Cowboy Hat in Derry

December 16, 2011
By David Monagan

Anyone who thinks Ireland to be a small island has never been to Derry. From Cork, you must train first to Dublin (3 hours), light rail and wait and wait to Connelly Station (1 hour min.), train to Belfas (almost 3 hrs), wait, train to Derry (almost 3 hrs)  and after 12 hours you have reached – A Strange Place.

The murals about death and sacrifice and mayhem rivet the soul and the setting beside the mighty and broad River Foyle can be awe inspiring. And in Creggan– former No Go Zone for the Brit army – I became an overnight fan of an unabashably pro IRA bar, mainly because of the depths of passion and pain therein… The Telstar.

The Telstar is unique.  The lower half of its entrance door is steel cladded to prevent kicking in by a long list of guess who’s — the British Army, their friends in the Royal Ulster Constabulary, the Proddy thugs from the UVF, and the biggest group of them all in Derry … THE UNKNOWN THIRSTS (TUTS).

In the Telstar, your soul may cry out as you examine the walls full of tributes and posters concerning young men who snuffed out their own lives through starvation to protest against the jackboot of subjegation they saw. And a haunting photographic mural of massed street protestors after the latest atrocity also sombers the mood.

But when you drink up here above formerly bombed out Derry in the Fort Apache of the Telstar, you begin to understand that your new IRA friends are stranger than you thought. A fact first to be reported here is that the closer in affection the mostly former IRA fellows draw to you, the more times they will order you a free “shot” of Sambucca. If they then begun to truly admire you for a moment longer, you will receive next a “shot” of Tia Maria.

You could say this is Quare but so is Ian Painsley.
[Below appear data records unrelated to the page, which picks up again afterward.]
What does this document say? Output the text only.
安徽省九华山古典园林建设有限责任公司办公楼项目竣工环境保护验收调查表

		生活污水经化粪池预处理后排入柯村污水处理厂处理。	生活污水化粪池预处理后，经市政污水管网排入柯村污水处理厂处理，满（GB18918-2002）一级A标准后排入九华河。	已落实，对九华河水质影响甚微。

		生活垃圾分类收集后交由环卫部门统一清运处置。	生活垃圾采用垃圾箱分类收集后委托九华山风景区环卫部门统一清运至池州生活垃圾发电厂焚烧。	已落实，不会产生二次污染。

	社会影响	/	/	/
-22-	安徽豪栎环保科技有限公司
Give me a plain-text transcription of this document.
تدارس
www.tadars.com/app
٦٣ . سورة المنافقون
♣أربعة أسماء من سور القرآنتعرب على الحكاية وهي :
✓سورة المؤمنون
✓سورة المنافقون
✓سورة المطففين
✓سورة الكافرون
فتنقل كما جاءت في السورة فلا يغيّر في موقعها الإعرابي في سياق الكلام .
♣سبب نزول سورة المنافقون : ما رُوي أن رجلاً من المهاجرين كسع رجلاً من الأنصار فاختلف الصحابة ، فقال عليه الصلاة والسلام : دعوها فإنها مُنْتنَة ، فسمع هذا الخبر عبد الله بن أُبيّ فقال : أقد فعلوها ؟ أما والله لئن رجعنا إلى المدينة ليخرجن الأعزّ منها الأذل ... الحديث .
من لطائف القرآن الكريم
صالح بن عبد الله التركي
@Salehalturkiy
Also unreported here to fore is the particularly sensitivity  Derry people have about both their feet and their heads. They take care of the former appendages by never walking. In Derry you can walk down any major thoroughfare  at night and find it as eerily empty as if it had been closed for a Holywood set. Is this a vestige of fear from the past?

But I am a scientist myself. I am what you call an epistemoligist.

I noticed that the place is pre-hat. I mean to say that if you go there wearing a hat crowds will part in awe at the sight of a man wearing a hat, because there seems to be a tacit agreement across both sides of the “Peace Bridge” that no one, no man that means, should ever appear with a provocative hat.

People just do not wear hats, much less swell cowboy style hats like mine. Must be in the Peace Agreement. But wear a good one and people will never stop talking to you because they too still want to be free and in some ways are the friendliest people I have ever seen, especially over a tri-some of Sambuccas.